Edmund permaneció allí de pie y aguardó, con los dedos doloridos por el frío y el corazón latiéndole con fuerza en el pecho, y al cabo, el enorme lobo, Maugrim, jefe de la policía secreta de la bruja, regresó dando saltos y anunció:
—¡Entra! ¡Entra!, afortunado favorito de la reina, o tal vez no tan afortunado.
Y Edmund entró, teniendo buen cuidado de no pisar las garras del lobo.
Se encontró en un vestíbulo grande y lóbrego con muchas columnas, lleno, igual que el patio, de estatuas. La situada más cerca de la puerta era un pequeño fauno con una expresión muy triste en el rostro, y Edmund no pudo menos que preguntarse si no sería el amigo de Lucy.
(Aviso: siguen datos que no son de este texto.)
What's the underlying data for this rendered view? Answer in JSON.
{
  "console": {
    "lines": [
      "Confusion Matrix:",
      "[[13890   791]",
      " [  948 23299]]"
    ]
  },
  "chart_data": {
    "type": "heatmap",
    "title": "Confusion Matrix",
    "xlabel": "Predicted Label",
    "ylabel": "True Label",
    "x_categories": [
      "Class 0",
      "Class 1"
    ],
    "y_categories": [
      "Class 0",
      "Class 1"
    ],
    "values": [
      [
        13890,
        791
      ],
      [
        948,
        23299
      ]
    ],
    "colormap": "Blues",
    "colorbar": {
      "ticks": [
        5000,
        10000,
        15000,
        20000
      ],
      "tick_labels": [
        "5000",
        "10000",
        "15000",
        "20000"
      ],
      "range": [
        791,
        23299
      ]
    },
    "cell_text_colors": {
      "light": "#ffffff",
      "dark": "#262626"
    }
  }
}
La única luz provenía de una solitaria lámpara y cerca de ella se sentaba la Bruja Blanca.
—He venido, majestad —dijo Edmund, avanzando apresuradamente, lleno de ansiedad.
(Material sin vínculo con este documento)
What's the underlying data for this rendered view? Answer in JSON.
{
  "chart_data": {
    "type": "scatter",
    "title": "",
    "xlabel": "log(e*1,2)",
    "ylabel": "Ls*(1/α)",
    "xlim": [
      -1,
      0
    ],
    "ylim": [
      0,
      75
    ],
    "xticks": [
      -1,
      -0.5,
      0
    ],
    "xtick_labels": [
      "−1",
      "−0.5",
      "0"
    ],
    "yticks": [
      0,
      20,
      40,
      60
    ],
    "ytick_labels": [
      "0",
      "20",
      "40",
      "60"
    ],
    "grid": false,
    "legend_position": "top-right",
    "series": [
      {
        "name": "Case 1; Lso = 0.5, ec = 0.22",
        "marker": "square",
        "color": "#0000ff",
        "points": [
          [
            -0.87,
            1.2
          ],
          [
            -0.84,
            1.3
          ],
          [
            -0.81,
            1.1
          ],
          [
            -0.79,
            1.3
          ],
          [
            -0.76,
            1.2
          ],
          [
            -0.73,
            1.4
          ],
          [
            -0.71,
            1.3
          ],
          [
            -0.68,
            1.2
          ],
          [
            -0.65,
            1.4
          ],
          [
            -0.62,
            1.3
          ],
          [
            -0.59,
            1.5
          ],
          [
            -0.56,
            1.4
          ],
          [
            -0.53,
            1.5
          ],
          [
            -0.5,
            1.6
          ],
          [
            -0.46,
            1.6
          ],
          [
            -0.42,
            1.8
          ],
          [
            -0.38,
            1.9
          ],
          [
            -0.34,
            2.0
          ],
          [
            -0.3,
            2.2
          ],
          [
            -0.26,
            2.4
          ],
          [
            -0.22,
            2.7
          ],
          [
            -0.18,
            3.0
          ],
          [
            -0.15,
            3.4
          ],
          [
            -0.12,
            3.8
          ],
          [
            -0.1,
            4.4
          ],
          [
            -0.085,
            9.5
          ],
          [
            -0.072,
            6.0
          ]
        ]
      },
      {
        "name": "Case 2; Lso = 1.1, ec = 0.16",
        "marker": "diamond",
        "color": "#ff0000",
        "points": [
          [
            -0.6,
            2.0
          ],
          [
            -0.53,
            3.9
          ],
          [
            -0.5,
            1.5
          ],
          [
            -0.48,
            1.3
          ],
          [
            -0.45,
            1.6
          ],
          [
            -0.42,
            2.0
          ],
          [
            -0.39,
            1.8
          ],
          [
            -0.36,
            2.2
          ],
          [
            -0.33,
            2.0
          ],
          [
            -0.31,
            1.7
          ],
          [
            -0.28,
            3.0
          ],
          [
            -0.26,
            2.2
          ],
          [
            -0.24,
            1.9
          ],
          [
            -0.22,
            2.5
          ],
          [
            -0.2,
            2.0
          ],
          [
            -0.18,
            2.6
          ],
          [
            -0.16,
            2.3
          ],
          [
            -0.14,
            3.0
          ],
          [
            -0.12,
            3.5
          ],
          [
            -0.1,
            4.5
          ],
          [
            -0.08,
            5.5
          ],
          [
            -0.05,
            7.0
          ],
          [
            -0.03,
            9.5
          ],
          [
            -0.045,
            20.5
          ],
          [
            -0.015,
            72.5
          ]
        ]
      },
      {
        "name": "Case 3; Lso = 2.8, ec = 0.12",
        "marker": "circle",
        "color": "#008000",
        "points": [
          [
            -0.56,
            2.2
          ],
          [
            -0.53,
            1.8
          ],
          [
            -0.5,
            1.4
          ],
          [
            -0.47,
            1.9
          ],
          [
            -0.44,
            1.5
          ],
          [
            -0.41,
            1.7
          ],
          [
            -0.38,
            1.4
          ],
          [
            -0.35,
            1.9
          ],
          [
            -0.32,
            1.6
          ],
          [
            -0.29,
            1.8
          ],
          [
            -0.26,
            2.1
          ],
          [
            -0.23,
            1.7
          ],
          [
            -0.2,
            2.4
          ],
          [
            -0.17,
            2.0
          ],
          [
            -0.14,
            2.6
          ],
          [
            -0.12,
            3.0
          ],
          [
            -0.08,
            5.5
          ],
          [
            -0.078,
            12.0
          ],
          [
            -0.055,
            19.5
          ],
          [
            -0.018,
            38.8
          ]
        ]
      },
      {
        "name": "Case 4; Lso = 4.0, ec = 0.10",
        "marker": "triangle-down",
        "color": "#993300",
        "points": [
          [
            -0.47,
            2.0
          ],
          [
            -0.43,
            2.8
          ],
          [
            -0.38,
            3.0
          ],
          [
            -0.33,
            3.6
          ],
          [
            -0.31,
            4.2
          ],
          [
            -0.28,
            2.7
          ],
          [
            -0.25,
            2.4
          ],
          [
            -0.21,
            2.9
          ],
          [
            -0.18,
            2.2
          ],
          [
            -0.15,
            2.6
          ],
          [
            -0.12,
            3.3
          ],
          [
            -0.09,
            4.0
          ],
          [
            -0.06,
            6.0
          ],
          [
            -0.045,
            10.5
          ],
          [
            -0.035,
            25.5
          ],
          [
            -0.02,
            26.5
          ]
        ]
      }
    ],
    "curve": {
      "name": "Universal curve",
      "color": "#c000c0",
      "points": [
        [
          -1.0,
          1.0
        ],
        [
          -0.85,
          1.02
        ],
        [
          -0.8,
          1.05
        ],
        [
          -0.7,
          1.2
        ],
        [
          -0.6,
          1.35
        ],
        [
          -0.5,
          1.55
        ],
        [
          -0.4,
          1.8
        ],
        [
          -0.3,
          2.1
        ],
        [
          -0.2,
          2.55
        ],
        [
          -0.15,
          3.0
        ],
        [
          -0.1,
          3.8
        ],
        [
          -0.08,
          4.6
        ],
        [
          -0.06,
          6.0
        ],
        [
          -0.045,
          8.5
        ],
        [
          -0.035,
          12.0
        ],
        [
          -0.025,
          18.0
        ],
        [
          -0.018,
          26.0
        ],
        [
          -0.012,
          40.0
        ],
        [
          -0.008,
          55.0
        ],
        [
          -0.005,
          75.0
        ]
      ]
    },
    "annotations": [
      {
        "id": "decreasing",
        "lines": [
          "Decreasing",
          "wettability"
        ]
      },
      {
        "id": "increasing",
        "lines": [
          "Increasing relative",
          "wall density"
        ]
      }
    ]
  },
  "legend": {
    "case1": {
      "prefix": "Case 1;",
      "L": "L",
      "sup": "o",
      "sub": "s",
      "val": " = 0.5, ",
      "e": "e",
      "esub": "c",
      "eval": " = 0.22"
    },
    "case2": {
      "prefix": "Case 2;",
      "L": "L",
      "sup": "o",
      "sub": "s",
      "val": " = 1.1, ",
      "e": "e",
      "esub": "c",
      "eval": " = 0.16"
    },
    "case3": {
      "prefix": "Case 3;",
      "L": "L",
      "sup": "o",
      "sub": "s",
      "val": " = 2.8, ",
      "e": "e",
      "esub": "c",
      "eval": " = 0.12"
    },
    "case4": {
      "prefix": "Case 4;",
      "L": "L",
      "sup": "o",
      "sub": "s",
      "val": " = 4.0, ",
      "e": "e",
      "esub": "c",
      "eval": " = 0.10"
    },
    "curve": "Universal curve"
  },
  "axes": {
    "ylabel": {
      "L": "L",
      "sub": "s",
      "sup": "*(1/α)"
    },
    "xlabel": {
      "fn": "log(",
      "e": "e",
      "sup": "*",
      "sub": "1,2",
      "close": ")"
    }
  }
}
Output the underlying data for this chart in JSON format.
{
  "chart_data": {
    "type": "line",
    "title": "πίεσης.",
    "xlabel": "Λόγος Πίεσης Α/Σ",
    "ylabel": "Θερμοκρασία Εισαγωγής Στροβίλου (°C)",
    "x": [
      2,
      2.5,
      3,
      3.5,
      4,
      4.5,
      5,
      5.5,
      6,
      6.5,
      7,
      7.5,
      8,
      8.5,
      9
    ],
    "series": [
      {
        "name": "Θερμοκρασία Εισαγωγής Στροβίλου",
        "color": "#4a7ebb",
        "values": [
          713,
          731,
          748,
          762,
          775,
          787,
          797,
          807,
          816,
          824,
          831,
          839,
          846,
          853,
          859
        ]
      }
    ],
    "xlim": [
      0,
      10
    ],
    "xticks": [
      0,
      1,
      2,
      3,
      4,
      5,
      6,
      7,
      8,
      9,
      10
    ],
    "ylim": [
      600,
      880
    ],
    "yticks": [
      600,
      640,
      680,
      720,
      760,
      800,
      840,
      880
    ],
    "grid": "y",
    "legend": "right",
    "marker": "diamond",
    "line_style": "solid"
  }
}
—¿Cómo te atreves a venir solo? —tronó la bruja con una voz terrible—. ¿No te dije que trajeras a tus hermanos contigo?
—Por favor, majestad. He hecho todo lo que he podido. Los he traído bastante cerca. Están en una casita en lo alto del dique justo río arriba, con el señor y la señora Castor.
Una lenta y cruel sonrisa asomó al rostro de la bruja.
—¿Es esto todo lo que tienes que decir? —inquirió.
—No, majestad —respondió él, y procedió a contarle todo lo que había escuchado antes de abandonar la casa de los castores.
—¡Qué! ¿Aslan? —exclamó la reina—. ¡Aslan! ¿Es eso cierto? Si descubro que me has mentido…
—Por favor, no hago más que repetir lo que dijeron —tartamudeó Edmund.
Pero la reina, que ya no le prestaba atención, dio una palmada. Al instante, hizo acto de presencia el mismo enano que Edmund había visto con ella la otra vez.
—Prepara nuestro trineo —ordenó la bruja—, y usa arneses sin cascabeles.